CRISPR-mediated gene editing attenuated OA-associated downstream signalling. (A–C) Administration of gene-ablating AAV reduced the expression of the individual targets in osteoarthritic knee joints, such as NGF (A), IL-1β (B) and MMP13 (C). (D–F) NGF-targeting AAV downregulated the expression of βIII tubulin (D), MMP13 (E) and Adamts5 (F) and IL-1β-targeting AAV reduced the expression of MMP13 (E) and Adamts5 (F) in osteoarthritic knee joints. Arrowheads, IHC-positive cells. n=5. Scale bar, 50 μm. Unpaired Student’s t-test (A–D) or one-way ANOVA followed by the Tukey-Kramer test (E,F). **p<0.01, ***p<0.001, ****p<0.0001. AAV, adeno-associated virus; ANOVA, analysis of variance; IHC, immunohistochemistry; IL-1β, interleukin-1β; MMP13, matrix metalloproteinase 13; NGF, nerve growth factor; OA, osteoarthritis.

Figure 3

Concomitant loss-of-function of NGF, IL-1β and MMP13 relieves OA pain and mitigates OA progression. (A,B) Representative histology (A) and μCT (B) images of osteoarthritic knee joints, which were collected 6 months after injections of control, NGF-targeting or triple (NGF, IL-1β and MMP13)-targeting AAVs. Yellow arrowheads, loss of articular cartilage; red arrowheads, osteochondrophytes; black arrowheads, synovial hyperplasia; green arrowheads, subchondral sclerosis. n=9. Scale bar for histology, 200 μm.

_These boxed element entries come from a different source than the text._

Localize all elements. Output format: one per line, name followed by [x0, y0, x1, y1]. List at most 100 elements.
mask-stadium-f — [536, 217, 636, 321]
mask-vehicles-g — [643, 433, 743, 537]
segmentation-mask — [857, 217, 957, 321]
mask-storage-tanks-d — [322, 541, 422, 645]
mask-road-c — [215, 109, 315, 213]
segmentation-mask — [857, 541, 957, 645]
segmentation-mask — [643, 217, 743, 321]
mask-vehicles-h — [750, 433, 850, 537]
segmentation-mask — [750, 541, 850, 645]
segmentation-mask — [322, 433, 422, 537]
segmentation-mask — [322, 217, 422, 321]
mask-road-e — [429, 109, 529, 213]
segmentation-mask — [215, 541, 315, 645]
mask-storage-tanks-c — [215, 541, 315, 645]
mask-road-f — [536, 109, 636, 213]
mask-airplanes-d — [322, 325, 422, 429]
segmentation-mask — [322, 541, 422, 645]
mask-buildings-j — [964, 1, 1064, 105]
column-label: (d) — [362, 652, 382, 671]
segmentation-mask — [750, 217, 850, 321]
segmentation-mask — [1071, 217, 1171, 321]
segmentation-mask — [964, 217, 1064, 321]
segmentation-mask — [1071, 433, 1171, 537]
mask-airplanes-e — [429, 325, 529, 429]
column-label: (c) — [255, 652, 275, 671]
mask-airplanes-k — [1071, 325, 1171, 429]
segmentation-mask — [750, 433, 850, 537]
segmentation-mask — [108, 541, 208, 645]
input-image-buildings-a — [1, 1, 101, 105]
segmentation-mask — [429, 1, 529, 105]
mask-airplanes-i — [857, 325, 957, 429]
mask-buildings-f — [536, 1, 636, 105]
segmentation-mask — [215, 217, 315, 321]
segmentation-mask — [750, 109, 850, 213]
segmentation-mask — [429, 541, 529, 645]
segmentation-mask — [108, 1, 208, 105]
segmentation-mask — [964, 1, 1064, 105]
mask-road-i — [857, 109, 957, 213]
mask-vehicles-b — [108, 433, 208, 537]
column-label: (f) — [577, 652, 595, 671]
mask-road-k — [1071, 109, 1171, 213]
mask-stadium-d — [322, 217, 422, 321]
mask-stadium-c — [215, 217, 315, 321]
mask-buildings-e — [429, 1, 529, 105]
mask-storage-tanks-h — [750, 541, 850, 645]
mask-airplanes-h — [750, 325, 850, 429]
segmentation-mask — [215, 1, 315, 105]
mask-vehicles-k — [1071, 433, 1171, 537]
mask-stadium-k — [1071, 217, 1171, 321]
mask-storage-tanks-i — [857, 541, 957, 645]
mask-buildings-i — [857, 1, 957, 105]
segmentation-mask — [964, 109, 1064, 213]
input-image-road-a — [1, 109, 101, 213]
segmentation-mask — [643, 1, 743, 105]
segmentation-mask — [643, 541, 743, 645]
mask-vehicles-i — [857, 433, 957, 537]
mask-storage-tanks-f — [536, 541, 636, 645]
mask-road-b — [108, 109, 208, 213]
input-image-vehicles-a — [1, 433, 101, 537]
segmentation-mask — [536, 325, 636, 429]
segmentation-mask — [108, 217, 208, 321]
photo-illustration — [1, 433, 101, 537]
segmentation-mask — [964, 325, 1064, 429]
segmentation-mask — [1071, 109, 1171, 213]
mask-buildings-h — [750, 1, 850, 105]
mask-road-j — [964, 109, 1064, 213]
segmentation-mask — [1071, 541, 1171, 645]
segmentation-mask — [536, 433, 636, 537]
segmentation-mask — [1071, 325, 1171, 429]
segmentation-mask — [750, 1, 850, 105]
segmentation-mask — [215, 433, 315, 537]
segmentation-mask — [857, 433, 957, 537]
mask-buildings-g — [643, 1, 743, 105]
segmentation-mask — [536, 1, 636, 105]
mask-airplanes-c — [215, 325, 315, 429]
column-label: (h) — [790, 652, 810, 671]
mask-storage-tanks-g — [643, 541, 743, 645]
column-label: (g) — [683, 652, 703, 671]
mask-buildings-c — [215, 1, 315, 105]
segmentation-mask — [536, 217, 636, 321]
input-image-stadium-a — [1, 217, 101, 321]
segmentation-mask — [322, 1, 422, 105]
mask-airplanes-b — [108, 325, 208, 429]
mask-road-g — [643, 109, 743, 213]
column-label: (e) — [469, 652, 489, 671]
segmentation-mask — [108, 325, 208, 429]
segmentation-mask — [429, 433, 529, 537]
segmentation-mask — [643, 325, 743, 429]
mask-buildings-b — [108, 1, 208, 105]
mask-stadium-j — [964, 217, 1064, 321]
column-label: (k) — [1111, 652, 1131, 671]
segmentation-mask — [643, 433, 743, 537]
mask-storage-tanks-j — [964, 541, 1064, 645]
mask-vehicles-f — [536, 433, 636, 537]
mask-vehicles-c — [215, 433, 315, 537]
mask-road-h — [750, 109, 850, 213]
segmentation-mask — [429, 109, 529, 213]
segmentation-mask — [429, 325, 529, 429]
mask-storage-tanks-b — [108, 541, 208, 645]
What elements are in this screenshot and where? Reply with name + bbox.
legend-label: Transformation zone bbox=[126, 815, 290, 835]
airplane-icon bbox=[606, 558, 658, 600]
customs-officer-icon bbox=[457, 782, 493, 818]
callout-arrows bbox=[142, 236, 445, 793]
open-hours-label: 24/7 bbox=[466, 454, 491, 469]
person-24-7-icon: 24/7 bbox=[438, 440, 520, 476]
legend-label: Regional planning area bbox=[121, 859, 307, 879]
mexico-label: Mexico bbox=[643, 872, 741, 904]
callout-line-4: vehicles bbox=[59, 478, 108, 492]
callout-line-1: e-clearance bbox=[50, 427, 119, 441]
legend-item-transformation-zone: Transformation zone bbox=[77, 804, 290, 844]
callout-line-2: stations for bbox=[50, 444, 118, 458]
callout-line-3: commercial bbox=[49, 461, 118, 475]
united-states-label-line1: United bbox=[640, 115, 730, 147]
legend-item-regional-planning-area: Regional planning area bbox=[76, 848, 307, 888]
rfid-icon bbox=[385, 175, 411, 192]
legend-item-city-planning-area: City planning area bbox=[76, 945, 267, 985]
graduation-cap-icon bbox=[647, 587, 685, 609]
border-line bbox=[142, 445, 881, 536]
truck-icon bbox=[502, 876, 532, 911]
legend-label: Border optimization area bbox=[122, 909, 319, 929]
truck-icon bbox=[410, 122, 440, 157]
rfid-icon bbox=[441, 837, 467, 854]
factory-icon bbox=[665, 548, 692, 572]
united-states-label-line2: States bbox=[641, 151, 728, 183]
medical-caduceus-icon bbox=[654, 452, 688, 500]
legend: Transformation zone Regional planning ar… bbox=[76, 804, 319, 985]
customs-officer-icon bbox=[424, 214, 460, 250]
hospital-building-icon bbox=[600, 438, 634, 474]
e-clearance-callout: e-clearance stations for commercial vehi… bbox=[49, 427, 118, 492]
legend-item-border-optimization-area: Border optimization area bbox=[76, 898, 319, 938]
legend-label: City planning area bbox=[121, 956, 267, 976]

Scale bar for μCT, 1 mm. (C) Results of von Frey tests on the mice receiving the PMM surgery and control or triple-targeting AAV. n=9. Unpaired Student’s t-test. (D) OARSI scoring of AC destruction in osteoarthritic knee joints of the mice receiving control, NGF-targeting or tri-targeting AAVs. n=9. One-way ANOVA followed by the Tukey-Kramer test. (E–I) Simultaneous deletion of NGF, IL-1β and MMP13 attenuated OA-associated matrix proteases including MMP13 (F) and Adamts5 (G) and neural genes such as NGF (H) and βIII Tubulin (I), which were quantified and summarised (E). Scale bar, 50 μm. n=5, unpaired Student’s t-test. *p<0.05, ***p<0.001, ****p<0.0001. AAV, adeno-associated virus; ANOVA, analysis of variance; IL-1β, interleukin-1β; MMP13, matrix metalloproteinase 13; NGF, nerve growth factor; OA, osteoarthritis; PMM, partial meniscectomy.